The child of divorcing corporate parents Walt Disney Co. and Pixar Animation Studios, Nemo was one of the smash hits of 2003, taking in $340 million in ticket sales. The lushly animated film tells the story of a father fish looking for his little son, who struggles to make his way back home to the ocean.
But amid the feel-good film’s success, the family behind it was fragmenting, with Pixar chief Steve Jobs breaking off negotiations with Michael Eisner-led Disney. Eisner, in turn, has been under attack for his management of the company he has led for 20 years, which recently was the target of a takeover bid by cable giant Comcast.
The winning moment at Kodak Theatre could have been awkward, but director Andrew Stanton simply credited the “extraordinary filmmaking environment at Pixar” as well as Dick Cook, the chairman of Walt Disney Studios.
Backstage, he was asked if Pixar’s first best-feature Oscar would help the company go it alone.
“Well, it never hurts. ... This just legitimizes that we are on the right track,” Stanton said.
Presenter Robin Williams alluded to the Disney-Pixar breakup before the award was announced, saying that with Eisner losing Pixar, “all you’re going to have left is basically a Muppet and a waterslide.”
The possibility of airing more Disney-Pixar dirty laundry evaporated when the Roy E. Disney-produced “Destino” lost to “Harvie Krumpet” in the animated short film category. That kept Roy Disney — who recently quit the Disney board and has been trying to oust Eisner — off the podium.
Pixar had previously won or shared three Oscars. Animator John Lasseter won best animated short film in 1988 for “Tin Toy.” In 1995, he won a special achievement award for leading the Pixar team that produced “Toy Story,” the first feature-length computer animated film. And Pixar specialists shared a scientific technical award in 1994 for pioneering work in the field of film input scanning.

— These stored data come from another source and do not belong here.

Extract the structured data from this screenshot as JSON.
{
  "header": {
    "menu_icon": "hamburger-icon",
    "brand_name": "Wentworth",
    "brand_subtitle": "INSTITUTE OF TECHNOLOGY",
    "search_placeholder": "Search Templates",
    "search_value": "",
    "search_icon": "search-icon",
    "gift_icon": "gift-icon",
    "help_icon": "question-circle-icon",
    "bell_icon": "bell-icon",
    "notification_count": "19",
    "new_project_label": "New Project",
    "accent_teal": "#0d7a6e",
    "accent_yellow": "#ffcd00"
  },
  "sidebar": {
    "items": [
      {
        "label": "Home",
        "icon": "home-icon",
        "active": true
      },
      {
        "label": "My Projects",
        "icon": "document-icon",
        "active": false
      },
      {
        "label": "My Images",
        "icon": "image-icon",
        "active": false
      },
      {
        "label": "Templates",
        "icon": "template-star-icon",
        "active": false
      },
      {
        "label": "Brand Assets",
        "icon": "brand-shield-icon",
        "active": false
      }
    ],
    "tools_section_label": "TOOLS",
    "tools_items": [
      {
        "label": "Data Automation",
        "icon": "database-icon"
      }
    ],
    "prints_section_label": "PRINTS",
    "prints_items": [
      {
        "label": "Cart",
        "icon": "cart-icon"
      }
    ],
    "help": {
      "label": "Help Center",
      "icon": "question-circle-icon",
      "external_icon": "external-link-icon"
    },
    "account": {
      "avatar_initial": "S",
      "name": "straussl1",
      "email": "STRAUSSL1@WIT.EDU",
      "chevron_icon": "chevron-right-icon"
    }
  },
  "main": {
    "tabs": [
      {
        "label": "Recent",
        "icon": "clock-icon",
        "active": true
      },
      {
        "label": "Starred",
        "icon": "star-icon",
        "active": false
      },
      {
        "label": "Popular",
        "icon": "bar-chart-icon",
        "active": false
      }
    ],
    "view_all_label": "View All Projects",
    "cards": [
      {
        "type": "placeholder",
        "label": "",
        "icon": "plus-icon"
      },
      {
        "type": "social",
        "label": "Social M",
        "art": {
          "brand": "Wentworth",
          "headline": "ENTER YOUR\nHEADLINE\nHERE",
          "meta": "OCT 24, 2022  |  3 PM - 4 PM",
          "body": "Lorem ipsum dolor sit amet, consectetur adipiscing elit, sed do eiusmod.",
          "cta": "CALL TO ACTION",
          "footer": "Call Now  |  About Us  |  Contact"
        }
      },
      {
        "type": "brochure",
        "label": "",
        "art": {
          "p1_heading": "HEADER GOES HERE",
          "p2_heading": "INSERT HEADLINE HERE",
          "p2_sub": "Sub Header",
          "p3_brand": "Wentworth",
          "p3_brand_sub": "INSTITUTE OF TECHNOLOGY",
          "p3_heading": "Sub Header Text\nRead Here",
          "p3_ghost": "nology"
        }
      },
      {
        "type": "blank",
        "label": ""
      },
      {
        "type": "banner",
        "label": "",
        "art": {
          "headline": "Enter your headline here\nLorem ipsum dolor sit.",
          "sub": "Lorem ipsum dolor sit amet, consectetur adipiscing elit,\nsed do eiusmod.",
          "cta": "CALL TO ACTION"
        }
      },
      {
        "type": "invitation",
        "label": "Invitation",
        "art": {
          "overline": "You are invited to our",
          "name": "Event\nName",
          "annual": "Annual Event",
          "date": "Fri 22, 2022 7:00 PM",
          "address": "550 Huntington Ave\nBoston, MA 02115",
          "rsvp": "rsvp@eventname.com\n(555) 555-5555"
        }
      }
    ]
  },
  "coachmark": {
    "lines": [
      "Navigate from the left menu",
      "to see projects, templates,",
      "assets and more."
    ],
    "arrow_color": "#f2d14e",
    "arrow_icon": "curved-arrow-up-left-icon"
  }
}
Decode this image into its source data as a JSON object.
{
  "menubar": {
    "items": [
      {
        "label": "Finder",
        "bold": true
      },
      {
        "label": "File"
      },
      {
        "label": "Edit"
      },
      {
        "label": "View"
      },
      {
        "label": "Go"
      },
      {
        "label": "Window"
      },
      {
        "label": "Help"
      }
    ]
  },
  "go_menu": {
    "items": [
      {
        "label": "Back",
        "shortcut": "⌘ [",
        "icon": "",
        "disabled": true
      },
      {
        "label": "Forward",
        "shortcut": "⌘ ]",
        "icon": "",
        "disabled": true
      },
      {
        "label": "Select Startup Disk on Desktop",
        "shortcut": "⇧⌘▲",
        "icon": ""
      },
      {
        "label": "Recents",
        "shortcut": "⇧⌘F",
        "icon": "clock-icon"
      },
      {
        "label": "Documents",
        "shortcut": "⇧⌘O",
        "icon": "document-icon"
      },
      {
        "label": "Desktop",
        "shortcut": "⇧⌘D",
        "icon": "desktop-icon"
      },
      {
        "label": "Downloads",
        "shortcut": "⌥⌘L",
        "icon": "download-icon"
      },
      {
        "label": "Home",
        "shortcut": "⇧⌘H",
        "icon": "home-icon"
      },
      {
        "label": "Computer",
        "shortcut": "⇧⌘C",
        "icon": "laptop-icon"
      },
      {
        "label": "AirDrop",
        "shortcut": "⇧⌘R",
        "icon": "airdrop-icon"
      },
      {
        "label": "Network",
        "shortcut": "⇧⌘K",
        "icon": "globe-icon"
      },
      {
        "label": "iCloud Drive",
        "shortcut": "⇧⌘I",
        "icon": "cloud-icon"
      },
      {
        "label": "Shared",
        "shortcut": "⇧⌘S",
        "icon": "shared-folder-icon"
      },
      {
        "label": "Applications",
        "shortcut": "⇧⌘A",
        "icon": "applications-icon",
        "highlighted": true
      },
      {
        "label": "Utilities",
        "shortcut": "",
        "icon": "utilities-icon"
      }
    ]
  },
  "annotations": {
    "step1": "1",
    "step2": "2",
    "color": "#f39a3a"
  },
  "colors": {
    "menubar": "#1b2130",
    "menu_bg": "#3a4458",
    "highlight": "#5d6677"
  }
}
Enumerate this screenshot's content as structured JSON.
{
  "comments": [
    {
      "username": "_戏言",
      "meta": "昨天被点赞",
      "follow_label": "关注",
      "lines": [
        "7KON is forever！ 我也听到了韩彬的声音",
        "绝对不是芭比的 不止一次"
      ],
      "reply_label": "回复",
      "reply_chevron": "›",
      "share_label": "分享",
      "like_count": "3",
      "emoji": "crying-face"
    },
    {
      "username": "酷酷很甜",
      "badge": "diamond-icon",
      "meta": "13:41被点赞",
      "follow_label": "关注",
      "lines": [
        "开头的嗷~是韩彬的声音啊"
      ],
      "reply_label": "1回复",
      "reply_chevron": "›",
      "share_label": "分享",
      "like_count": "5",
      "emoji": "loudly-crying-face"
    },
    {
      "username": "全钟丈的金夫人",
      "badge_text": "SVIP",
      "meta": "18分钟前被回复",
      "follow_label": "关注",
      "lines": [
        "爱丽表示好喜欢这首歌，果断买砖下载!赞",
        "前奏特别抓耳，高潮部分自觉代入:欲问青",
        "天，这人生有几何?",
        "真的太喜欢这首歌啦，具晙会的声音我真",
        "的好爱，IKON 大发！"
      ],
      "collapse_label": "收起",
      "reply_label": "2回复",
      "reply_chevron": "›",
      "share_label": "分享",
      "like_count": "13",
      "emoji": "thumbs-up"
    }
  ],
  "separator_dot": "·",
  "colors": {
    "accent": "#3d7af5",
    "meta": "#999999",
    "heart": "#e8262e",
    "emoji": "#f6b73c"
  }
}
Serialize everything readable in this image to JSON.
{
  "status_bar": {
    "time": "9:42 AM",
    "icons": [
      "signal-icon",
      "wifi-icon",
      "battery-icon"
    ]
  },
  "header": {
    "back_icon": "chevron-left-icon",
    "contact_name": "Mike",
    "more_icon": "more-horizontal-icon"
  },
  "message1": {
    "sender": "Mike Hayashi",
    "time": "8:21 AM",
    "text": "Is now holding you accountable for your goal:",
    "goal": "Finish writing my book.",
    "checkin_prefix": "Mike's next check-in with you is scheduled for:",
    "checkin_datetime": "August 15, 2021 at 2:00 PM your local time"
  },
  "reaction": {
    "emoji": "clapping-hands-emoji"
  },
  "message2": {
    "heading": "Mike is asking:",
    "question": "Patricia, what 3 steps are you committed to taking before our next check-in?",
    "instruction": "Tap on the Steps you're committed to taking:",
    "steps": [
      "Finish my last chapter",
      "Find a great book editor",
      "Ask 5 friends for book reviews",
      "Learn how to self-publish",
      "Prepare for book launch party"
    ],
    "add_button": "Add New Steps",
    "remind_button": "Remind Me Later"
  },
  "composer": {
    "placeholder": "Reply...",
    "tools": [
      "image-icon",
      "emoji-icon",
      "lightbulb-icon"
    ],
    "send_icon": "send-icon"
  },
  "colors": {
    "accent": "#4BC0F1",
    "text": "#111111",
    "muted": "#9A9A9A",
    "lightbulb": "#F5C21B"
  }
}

“Finding Nemo,” which was up against Disney’s “Brother Bear” and Sony Pictures Classics’ “The Triplets of Belleville,” was in the lineage of such hits as “Toy Story,” “A Bug’s Life” and “Monsters, Inc.”
The filmmakers populated their animated water world with a school of clever characters — the clown fish Marlin (voiced by Albert Brooks), the blue tang fish Dory (Ellen DeGeneres), a trio of sharks and a surfing turtle, among them.
Two more Pixar-Disney features are upcoming under the current contract: “The Incredibles,” due out later this year, and “Cars,” slated for release next year.